We have power on policies on all of our VM pools (persistent, ful clone VMs), where if a VM is shut down by a user, View tells vSphere to power it back up almost immediately. This operation stops working once the vSphere unavailability above take place. We also have provisioning problems (failed customization, "Error", "Missing", etc.).
This has happened at least 3 times over the last 2 weeks, and it's beginning to impact production (VMs powered off so users can't access them). We have had to constantly monitor the inventory and manually power them on, sometimes dozens at a time (we have a lot of VMs).
It's been resolved for us each time by recycling the Connection Server services overnight when fewer users are connecting (or by taking them out of the load balancers one by one and recycling the services), but that is getting old and not sustainable.
We're opening a BCS case shortly, but I wanted to add that we're seeing the same lack of resiliency since we upgraded to Horizon 7.4, that we didn't see on previous 7.x releases.
VCenter Server 6.0.0 Build 7462484
Thanks for the follow-up. We were given the new installer as well, but we haven't pulled the trigger and applied it yet.
Edit: The exe we received was VMware-viewconnectionserver-x86_64-7.4.0-8215536.exe. Looks like there's a newer build (8741716) others have received.
We asked for additional info on it (what else changes, can it be applied manually, how many customers have applied it, any known issues, etc.). With multiple View pods and close to 2 dozen Connection Servers, this is not a simple activity for us so we need to understand the risk before moving forward.
Is anyone here aware of any issues with the unreleased build?
As far as I can tell it is a very minor version (that's bad english). The support guys refer to it as a "hotpatch", though I could not tell a lot about what exactly is in it...
The potential benefit of it made it easily worth the risk for me as I can't tolerate a network blip to take down the whole thing and force me to ask everyone to log off to shut down all the connection servers. It is a major and concerning flaw in my opinion.

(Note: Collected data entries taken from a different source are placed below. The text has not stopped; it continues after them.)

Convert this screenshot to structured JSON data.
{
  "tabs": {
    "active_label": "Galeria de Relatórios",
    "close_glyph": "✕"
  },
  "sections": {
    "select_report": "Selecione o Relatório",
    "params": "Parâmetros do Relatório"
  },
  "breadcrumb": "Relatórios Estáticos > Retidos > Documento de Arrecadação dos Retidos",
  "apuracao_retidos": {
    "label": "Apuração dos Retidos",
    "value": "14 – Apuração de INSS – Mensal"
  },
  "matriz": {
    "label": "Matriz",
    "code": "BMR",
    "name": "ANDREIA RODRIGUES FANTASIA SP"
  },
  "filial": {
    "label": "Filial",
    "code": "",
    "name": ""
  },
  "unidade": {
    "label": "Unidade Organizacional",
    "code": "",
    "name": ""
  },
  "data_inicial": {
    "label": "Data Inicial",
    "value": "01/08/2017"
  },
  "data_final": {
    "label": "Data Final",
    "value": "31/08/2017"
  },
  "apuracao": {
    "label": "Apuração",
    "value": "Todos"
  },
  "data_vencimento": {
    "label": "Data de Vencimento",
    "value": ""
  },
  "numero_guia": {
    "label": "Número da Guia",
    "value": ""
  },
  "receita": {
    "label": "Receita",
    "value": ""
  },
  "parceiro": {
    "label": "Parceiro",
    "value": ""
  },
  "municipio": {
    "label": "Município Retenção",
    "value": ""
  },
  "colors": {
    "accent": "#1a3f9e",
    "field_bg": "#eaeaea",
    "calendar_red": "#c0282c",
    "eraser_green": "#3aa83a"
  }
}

Check with the support but maybe you could apply the patch on the connection servers of one pod to start with and see how it behaves? The install does not require a reboot but it will kill the services for a good 2 minutes so mind that if you have servers in tunneling mode.
Let us know how it goes.
Ps: The second time I had the issue (pre-hotfix), I only cycled the connection servers and left the vCenter alone. Worked ok.